2. Language identification
Before information extraction and text analytics can be done effectively, it’s necessary for the text mining tools to identify what language the text is written or spoken in. Even in the case of multilingual data mining, language detection is essential so that the right meaning and role can be ascribed to words and phrases.
Identifying words in different languages is important, especially in cases where a word has the same form but different meanings in different languages. For example the word camera means photographic equipment in English, but in Italian means a room or chamber.
3. Natural language processing (NLP)
Natural language processing is a kind of AI (artificial intelligence). It focuses on giving machines human-like abilities in processing human voices or written communications.
Natural language processing blends techniques from computer science, such as machine learning, and the field of linguistics to create a system that not only understands the semantic meanings of words but can also infer the sentiment and intent of the speaker or writer (an aspect of NLP known as sentiment analysis).
Natural language processing is used in all kinds of contexts, including familiar ones like customer service chatbots, satnavs, and voice assistants. It’s also working in the background of many applications and services, from web pages to automated contact center menus, to make them easier to interact with.

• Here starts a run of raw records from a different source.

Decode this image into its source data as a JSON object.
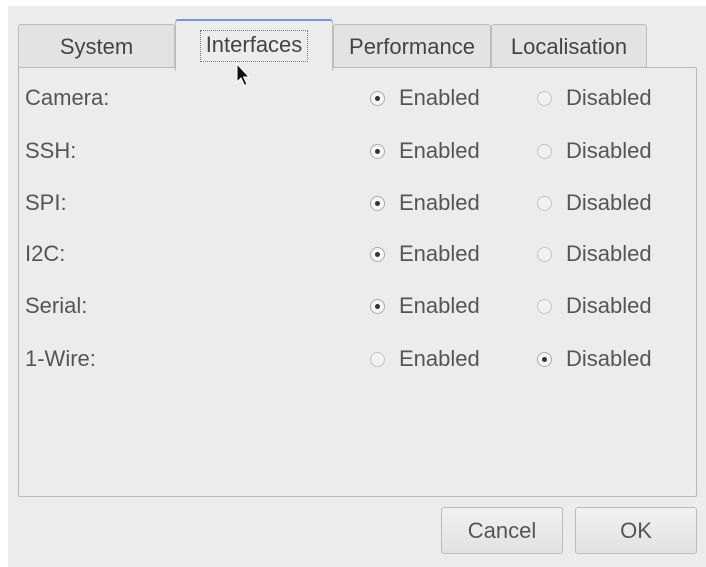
{
  "tabs": [
    {
      "label": "System"
    },
    {
      "label": "Interfaces",
      "active": true
    },
    {
      "label": "Performance"
    },
    {
      "label": "Localisation"
    }
  ],
  "interfaces": [
    {
      "label": "Camera:",
      "enabled_label": "Enabled",
      "disabled_label": "Disabled",
      "selected": "enabled"
    },
    {
      "label": "SSH:",
      "enabled_label": "Enabled",
      "disabled_label": "Disabled",
      "selected": "enabled"
    },
    {
      "label": "SPI:",
      "enabled_label": "Enabled",
      "disabled_label": "Disabled",
      "selected": "enabled"
    },
    {
      "label": "I2C:",
      "enabled_label": "Enabled",
      "disabled_label": "Disabled",
      "selected": "enabled"
    },
    {
      "label": "Serial:",
      "enabled_label": "Enabled",
      "disabled_label": "Disabled",
      "selected": "enabled"
    },
    {
      "label": "1-Wire:",
      "enabled_label": "Enabled",
      "disabled_label": "Disabled",
      "selected": "disabled"
    }
  ],
  "buttons": {
    "cancel": "Cancel",
    "ok": "OK"
  },
  "colors": {
    "active_tab_accent": "#6f9bd1",
    "window_background": "#ececec"
  },
  "icons": {
    "cursor": "mouse-pointer-icon"
  }
}
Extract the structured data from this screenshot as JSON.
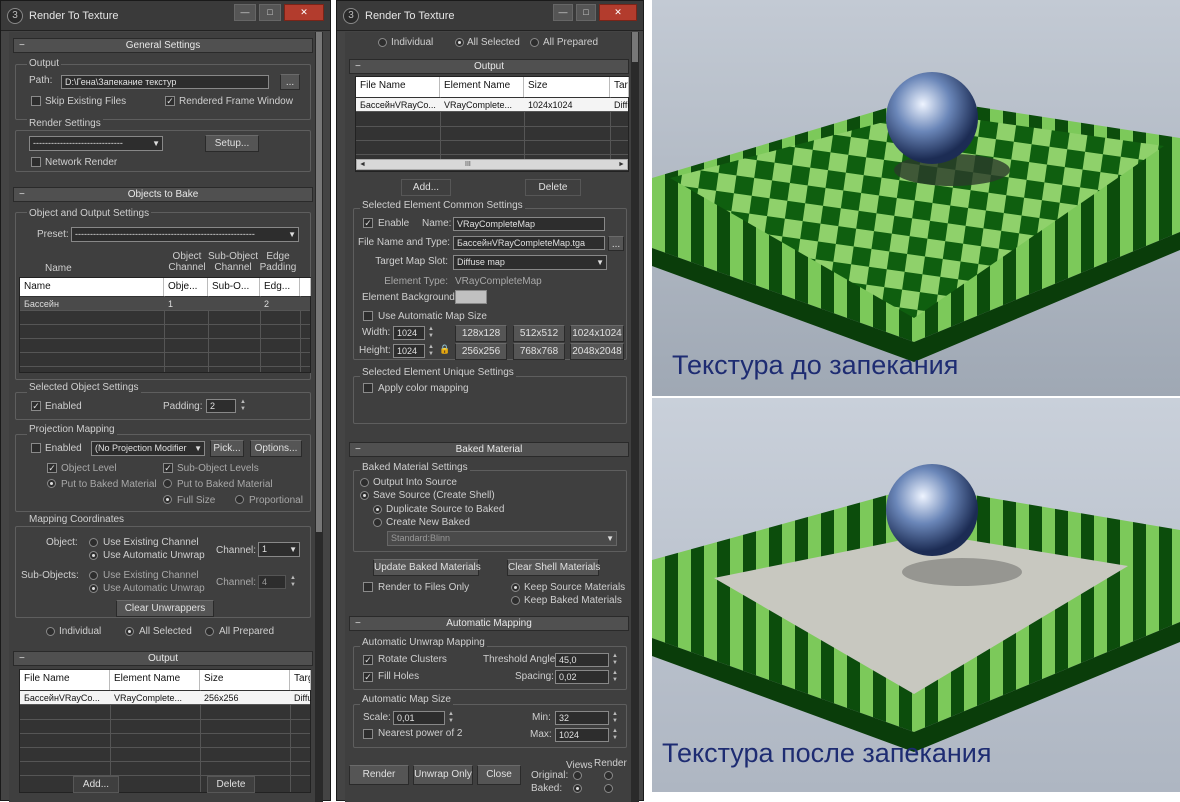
{
  "win1": {
    "title": "Render To Texture",
    "general": {
      "header": "General Settings",
      "output_label": "Output",
      "path_label": "Path:",
      "path_value": "D:\\Гена\\Запекание текстур",
      "browse": "...",
      "skip_existing": "Skip Existing Files",
      "rendered_frame": "Rendered Frame Window",
      "render_settings": "Render Settings",
      "render_preset": "------------------------------",
      "setup": "Setup...",
      "network": "Network Render"
    },
    "objects": {
      "header": "Objects to Bake",
      "group": "Object and Output Settings",
      "preset_label": "Preset:",
      "preset_value": "------------------------------------------------------------",
      "columns_top": [
        "Object Channel",
        "Sub-Object Channel",
        "Edge Padding"
      ],
      "table_header": [
        "Name",
        "Obje...",
        "Sub-O...",
        "Edg..."
      ],
      "rows": [
        [
          "Бассейн",
          "1",
          "",
          "2"
        ]
      ],
      "name_col": "Name"
    },
    "selected": {
      "group": "Selected Object Settings",
      "enabled": "Enabled",
      "padding_label": "Padding:",
      "padding_value": "2"
    },
    "projection": {
      "group": "Projection Mapping",
      "enabled": "Enabled",
      "modifier": "(No Projection Modifier",
      "pick": "Pick...",
      "options": "Options...",
      "object_level": "Object Level",
      "sub_object_levels": "Sub-Object Levels",
      "put_baked_1": "Put to Baked Material",
      "put_baked_2": "Put to Baked Material",
      "full_size": "Full Size",
      "proportional": "Proportional"
    },
    "mapping": {
      "group": "Mapping Coordinates",
      "object_label": "Object:",
      "use_existing": "Use Existing Channel",
      "use_auto": "Use Automatic Unwrap",
      "channel_label": "Channel:",
      "channel_value": "1",
      "sub_label": "Sub-Objects:",
      "sub_use_existing": "Use Existing Channel",
      "sub_use_auto": "Use Automatic Unwrap",
      "sub_channel_label": "Channel:",
      "sub_channel_value": "4",
      "clear": "Clear Unwrappers"
    },
    "scope": {
      "individual": "Individual",
      "all_selected": "All Selected",
      "all_prepared": "All Prepared"
    },
    "output": {
      "header": "Output",
      "table_header": [
        "File Name",
        "Element Name",
        "Size",
        "Targ"
      ],
      "rows": [
        [
          "БассейнVRayCo...",
          "VRayComplete...",
          "256x256",
          "Diffu"
        ]
      ],
      "add": "Add...",
      "delete": "Delete"
    }
  },
  "win2": {
    "title": "Render To Texture",
    "scope": {
      "individual": "Individual",
      "all_selected": "All Selected",
      "all_prepared": "All Prepared"
    },
    "output": {
      "header": "Output",
      "table_header": [
        "File Name",
        "Element Name",
        "Size",
        "Targ"
      ],
      "rows": [
        [
          "БассейнVRayCo...",
          "VRayComplete...",
          "1024x1024",
          "Diffu"
        ]
      ],
      "add": "Add...",
      "delete": "Delete",
      "scroll_mark": "III"
    },
    "element": {
      "group": "Selected Element Common Settings",
      "enable": "Enable",
      "name_label": "Name:",
      "name_value": "VRayCompleteMap",
      "file_label": "File Name and Type:",
      "file_value": "БассейнVRayCompleteMap.tga",
      "browse": "...",
      "slot_label": "Target Map Slot:",
      "slot_value": "Diffuse map",
      "type_label": "Element Type:",
      "type_value": "VRayCompleteMap",
      "bg_label": "Element Background:",
      "auto_size": "Use Automatic Map Size",
      "width_label": "Width:",
      "width_value": "1024",
      "height_label": "Height:",
      "height_value": "1024",
      "sizes": [
        "128x128",
        "512x512",
        "1024x1024",
        "256x256",
        "768x768",
        "2048x2048"
      ]
    },
    "unique": {
      "group": "Selected Element Unique Settings",
      "apply_color": "Apply color mapping"
    },
    "baked": {
      "header": "Baked Material",
      "group": "Baked Material Settings",
      "output_into": "Output Into Source",
      "save_source": "Save Source (Create Shell)",
      "duplicate": "Duplicate Source to Baked",
      "create_new": "Create New Baked",
      "material": "Standard:Blinn",
      "update": "Update Baked Materials",
      "clear_shell": "Clear Shell Materials",
      "render_files": "Render to Files Only",
      "keep_source": "Keep Source Materials",
      "keep_baked": "Keep Baked Materials"
    },
    "auto": {
      "header": "Automatic Mapping",
      "unwrap_group": "Automatic Unwrap Mapping",
      "rotate": "Rotate Clusters",
      "threshold_label": "Threshold Angle:",
      "threshold_value": "45,0",
      "fill": "Fill Holes",
      "spacing_label": "Spacing:",
      "spacing_value": "0,02",
      "size_group": "Automatic Map Size",
      "scale_label": "Scale:",
      "scale_value": "0,01",
      "min_label": "Min:",
      "min_value": "32",
      "nearest": "Nearest power of 2",
      "max_label": "Max:",
      "max_value": "1024"
    },
    "bottom": {
      "render": "Render",
      "unwrap_only": "Unwrap Only",
      "close": "Close",
      "views": "Views",
      "render_col": "Render",
      "original": "Original:",
      "baked": "Baked:"
    }
  },
  "images": {
    "before_caption": "Текстура до запекания",
    "after_caption": "Текстура после запекания"
  }
}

NLP is something of an umbrella term for a mix of technologies that work together to approximate the way humans do language processing. These include:
- Part-of-speech tagging
Part-of-speech, or POS tagging is a form of text categorisation that identifies the verbs, nouns, adverbs and prepositions in documents written by humans.
- Syntactic parsing
This process identifies the grammatical role of words and phrases in clauses and sentences, such as subject, object, noun phrase or prepositional phrase.
- Entity recognition
Entity recognition (ER) and named entity recognition (NER) help the text mining algorithm to identify the primary things a piece of natural language text is ‘about’ – for example, in an online review, these entities might include the company, a specific product or service, the customer, and so on.
- Entity extraction
Taking things a step further, information extraction, or entity extraction, describes the text mining capabilities that separate and sort unstructured data into structured data that can be processed and edited. It identifies the entities, attributes, and relationships and stores the information in a database where it can easily be accessed.
How is text mining different from data mining?
Data mining is the process of finding trends, patterns, correlations, and other kinds of emergent information in a large body of data. Data mining, unlike text mining overall, extracts information from structured data rather than unstructured data. In a text mining context, Data mining happens once the other elements of text mining have done their work of transforming unstructured text into structured data.